Eppure già vent'anni fa, Carl Rogers snidava la cellula più viva e palpitante dell'apprendimento creativo chiedendo soprattutto alla scuola di rispondere, non solo con i contenuti, ma, prioritariamente con i metodi, agli inquietanti interrogativi che si affacciavano sul panorama dell'esistenza.

Interrogativi validi allora come ora e che qui riportiamo:

La scuola é in grado di preparare individui o gruppi a vivere in modo caratterizzato da cambiamenti rapidissimi?

E' in grado di preparare a vivere in modo responsabile e socialmente aperto, in un mondo di crescenti tensioni fra i popoli?

E' in grado di aggredire i problemi reali della vita contemporaneamente o si limita a trasmettere una cultura immobile, asfittica, inoperante?

Karl Rogers tratteggiava il "vademecum" di un apprendimento, non solo dal collo in su, che coinvolge solo la mente e trascura l'intera personalità dell'alunno, ponendo fatti e situazioni così lontani dal suo mondo da divenire insignificanti; bensì un apprendimento basato sull'esperienza, capace di destare interessi vitali, attraverso la partecipazione globale del soggetto, coinvolgendolo sul piano affettivo e atto a stimolare il fascino della ricerca, della scoperta autonoma; il solo capace di una reale e profonda incidenza nella modificazione del comportamento perché nutrimento idoneo alla crescita globale della personalità.
L'apprendimento creativo dunque, integrato all'esperienza e agli interessi vitali reali, aperto ai valori di cui ciascuno é portatore.
Solo così si potenzia la sicurezza di sé, la volontà di scoprire sé stessi e gli altri e di organizzarsi in forme nuove ed originali.
Solo così si conoscono le proprie inclinazioni e potenzialità, si affinano le capacità di costruire relazioni profonde, si coltiva la libertà di espressione, ci si apre al gioco delle percezioni, di concetti, dei significati.
E' questa la creatività.
Ora sappiamo quanto gli interrogativi posti allora fossero profetici e indicatori di una progettualità pedagogica che doveva identificare nella prevenzione la sua strada maestra.

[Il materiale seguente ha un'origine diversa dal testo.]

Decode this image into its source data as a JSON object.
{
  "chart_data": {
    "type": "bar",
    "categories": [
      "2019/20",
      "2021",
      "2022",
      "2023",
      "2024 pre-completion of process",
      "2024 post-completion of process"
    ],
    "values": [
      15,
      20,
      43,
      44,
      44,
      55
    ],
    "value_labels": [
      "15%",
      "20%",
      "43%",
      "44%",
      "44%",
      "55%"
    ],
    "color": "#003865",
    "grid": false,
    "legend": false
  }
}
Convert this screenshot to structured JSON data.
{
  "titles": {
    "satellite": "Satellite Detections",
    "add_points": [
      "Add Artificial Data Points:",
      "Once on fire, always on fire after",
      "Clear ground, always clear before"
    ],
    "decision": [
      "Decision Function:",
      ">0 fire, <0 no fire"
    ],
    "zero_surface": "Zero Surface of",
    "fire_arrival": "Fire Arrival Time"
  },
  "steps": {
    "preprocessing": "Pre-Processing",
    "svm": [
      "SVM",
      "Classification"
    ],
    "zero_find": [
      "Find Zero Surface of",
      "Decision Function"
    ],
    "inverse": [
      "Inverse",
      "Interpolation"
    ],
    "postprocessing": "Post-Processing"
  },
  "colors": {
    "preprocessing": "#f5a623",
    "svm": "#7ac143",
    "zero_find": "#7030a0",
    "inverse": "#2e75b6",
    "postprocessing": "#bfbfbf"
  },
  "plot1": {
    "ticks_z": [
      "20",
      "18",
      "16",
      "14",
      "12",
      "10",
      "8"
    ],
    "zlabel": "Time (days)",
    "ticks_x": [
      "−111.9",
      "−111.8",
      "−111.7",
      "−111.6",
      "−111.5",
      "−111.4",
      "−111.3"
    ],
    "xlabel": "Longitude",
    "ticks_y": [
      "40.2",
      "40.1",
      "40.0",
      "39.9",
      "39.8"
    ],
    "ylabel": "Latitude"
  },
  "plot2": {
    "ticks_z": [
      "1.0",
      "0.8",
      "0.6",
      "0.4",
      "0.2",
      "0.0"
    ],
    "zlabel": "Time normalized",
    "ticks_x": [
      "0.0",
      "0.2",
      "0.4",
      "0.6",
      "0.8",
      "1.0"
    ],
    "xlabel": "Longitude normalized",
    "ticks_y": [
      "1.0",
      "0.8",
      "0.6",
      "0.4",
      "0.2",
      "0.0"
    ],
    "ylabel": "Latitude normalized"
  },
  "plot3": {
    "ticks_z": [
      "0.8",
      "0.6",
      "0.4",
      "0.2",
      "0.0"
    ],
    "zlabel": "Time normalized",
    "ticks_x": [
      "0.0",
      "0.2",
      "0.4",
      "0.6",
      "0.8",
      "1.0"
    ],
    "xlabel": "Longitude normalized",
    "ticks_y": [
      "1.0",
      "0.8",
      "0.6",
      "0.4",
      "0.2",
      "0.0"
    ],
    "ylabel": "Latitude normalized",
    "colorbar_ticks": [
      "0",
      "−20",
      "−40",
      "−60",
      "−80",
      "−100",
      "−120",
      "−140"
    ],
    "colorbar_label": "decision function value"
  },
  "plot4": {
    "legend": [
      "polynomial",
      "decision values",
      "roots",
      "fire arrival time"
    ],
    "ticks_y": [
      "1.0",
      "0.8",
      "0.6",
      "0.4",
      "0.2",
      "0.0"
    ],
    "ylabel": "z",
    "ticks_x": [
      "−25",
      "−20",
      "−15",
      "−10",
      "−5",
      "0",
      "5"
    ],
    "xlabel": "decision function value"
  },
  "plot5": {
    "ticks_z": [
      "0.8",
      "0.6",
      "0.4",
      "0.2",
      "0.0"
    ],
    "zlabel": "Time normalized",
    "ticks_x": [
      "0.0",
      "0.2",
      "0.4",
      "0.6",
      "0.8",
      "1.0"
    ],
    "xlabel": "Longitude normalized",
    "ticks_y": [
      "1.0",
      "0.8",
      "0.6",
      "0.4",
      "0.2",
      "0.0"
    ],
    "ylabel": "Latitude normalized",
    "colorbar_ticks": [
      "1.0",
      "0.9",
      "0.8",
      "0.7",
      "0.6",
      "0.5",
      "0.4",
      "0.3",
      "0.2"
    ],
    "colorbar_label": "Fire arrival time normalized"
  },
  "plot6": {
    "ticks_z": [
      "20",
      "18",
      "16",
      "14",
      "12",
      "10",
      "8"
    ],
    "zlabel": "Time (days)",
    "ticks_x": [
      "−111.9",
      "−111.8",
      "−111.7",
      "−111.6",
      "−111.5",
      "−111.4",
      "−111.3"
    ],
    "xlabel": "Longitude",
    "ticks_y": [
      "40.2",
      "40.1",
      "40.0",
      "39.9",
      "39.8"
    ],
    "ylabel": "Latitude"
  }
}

Oggi il quadro che si offre ai nostri occhi é esattamente quello temuto da questo grande poeta e tecnico della relazione umana ed é così danneggiato da richiedere tutte le nostre energie in analisi, diagnosi, terapie, che si assumano la grave responsabilità di rimuovere tutti quei danni che le statistiche e le tavole rotonde dichiarano in maniera "frammentaria" giunti ormai alla soglia della irreversibilità.

Allora bisogna innanzitutto ritornare al "vocabolo" della violenza mercificatrice e se é vero che EDUCARE è sostanzialmente "ritirasi per far crescere l'altro" quale peso ha la violenza comunicativa quando è condizionamento del pensiero? Chi sono i cattivi maestri se non coloro che esercitano la pregnanza di sé, della propria volontà, delle proprie idee fino alla strumentalizzazione deliberata della libertà del pensiero altrui?